Coaches themselves highlight the increasing complexity of the leadership role. Mahrukh Bandorawalla, an executive coach with 18 years of experience, points to the "level of complexity and ambiguity in business today combined with the need for speed," alongside challenges like hybrid work and a multi-generational workforce. This environment has made coaching a "safe space" for senior leaders facing high-stakes decisions.
Institutionalising Coaching for Scalable Impact
Major Indian business groups are now formalising and scaling their coaching programmes. The RPG Group, for instance, engages 10-12 senior leaders across its companies in coaching each financial year, with engagements lasting six to eight months. "Investment in coaching signifies our faith, commitment, and investment in our leaders to lead their business and people now and in the future," said Udayan Dutt, president of group HR at RPG. The group is also encouraging leaders at the CXO-minus-two level to earn coaching accreditations to build internal capability.
Early adopters like the Aditya Birla Group, which began its programme nearly a decade ago, report significant success. Ashok Ramchandran, director of HR at ABG, shared that 88% of employees who received coaching reported improvements in goal clarity, problem-solving, and job satisfaction. The programme has scaled substantially, with 4,312 employees seeking coaching through the group's internal network.
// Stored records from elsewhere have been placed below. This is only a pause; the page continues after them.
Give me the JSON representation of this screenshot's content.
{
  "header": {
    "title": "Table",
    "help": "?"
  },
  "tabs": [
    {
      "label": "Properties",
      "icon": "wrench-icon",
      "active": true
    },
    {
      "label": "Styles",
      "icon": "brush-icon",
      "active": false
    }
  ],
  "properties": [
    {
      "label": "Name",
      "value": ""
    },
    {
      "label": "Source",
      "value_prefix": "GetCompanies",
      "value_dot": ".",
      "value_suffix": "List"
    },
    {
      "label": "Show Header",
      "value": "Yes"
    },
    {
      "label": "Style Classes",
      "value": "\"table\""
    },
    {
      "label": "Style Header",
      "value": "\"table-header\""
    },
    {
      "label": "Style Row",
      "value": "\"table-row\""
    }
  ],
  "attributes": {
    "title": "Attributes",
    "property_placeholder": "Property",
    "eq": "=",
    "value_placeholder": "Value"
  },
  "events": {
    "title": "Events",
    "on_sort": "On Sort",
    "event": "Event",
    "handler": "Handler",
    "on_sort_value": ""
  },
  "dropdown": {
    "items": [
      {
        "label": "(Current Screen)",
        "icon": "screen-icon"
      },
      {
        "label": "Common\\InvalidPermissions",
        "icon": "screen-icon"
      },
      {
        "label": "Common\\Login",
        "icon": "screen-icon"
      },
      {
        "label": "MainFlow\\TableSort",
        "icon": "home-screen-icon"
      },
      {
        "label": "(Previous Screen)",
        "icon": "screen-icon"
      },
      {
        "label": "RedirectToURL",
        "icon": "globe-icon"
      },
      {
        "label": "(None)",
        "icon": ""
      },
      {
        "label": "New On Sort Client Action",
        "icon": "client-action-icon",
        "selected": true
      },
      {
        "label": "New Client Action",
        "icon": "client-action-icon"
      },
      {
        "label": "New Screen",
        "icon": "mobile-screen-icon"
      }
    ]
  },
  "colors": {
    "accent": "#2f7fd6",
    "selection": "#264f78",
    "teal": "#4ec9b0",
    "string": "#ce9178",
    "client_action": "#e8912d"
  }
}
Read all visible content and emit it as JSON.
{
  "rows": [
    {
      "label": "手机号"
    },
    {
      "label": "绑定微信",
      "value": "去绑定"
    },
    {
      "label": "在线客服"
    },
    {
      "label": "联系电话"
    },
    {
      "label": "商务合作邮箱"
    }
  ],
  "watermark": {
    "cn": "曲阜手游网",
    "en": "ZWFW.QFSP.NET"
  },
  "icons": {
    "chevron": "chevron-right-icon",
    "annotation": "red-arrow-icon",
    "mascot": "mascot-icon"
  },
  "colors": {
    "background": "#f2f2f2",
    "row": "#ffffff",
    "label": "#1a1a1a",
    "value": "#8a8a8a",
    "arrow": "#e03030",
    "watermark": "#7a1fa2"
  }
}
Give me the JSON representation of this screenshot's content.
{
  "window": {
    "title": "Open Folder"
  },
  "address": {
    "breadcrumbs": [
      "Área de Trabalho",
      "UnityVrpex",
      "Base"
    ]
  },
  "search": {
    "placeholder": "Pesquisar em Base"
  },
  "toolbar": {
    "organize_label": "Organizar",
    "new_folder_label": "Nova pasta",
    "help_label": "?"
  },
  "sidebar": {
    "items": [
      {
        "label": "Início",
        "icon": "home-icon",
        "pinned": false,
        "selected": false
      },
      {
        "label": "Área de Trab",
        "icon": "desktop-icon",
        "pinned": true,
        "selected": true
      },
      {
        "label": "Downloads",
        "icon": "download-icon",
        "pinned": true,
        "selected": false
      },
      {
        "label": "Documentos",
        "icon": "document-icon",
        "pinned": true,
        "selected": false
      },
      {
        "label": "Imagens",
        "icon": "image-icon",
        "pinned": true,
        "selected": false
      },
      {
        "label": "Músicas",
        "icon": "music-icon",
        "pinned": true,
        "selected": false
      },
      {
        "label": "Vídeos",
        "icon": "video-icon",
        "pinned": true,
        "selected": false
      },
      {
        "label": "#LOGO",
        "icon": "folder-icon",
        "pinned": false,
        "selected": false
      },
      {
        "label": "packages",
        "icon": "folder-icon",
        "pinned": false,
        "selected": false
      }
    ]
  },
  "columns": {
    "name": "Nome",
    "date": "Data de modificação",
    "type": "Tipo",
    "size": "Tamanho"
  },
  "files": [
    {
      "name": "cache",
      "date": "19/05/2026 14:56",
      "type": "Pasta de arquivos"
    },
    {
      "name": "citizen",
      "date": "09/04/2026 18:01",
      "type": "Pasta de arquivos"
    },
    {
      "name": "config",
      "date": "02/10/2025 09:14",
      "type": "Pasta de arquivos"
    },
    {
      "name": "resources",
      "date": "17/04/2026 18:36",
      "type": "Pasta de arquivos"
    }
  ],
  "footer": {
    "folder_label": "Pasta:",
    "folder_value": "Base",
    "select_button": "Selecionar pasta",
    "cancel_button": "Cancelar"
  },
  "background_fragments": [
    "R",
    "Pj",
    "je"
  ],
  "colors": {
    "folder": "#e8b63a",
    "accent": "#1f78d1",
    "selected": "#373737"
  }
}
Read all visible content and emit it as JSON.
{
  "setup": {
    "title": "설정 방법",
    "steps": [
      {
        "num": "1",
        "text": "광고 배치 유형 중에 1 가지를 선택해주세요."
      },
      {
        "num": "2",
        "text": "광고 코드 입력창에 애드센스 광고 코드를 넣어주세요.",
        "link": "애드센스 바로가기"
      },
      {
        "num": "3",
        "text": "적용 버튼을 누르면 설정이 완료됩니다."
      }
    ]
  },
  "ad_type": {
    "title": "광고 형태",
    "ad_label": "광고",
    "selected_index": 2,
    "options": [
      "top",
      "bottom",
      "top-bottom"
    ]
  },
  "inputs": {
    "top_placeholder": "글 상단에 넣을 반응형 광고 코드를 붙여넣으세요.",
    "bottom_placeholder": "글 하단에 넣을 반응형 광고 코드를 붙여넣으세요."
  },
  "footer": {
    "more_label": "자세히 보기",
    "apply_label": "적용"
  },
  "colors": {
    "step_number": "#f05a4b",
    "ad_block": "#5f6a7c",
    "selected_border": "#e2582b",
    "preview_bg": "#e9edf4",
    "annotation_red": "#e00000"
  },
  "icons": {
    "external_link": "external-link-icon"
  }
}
To manage this growth, ABG introduced standard operating procedures, technology platforms, and impact-measurement frameworks.
The trend is clear. As leadership demands intensify and fat pay cheques become a less reliable retention tool, executive coaching is shedding its image as a niche perk. It is now viewed as a strategic, ROI-positive investment essential for building resilient leadership and securing valuable talent in a volatile world.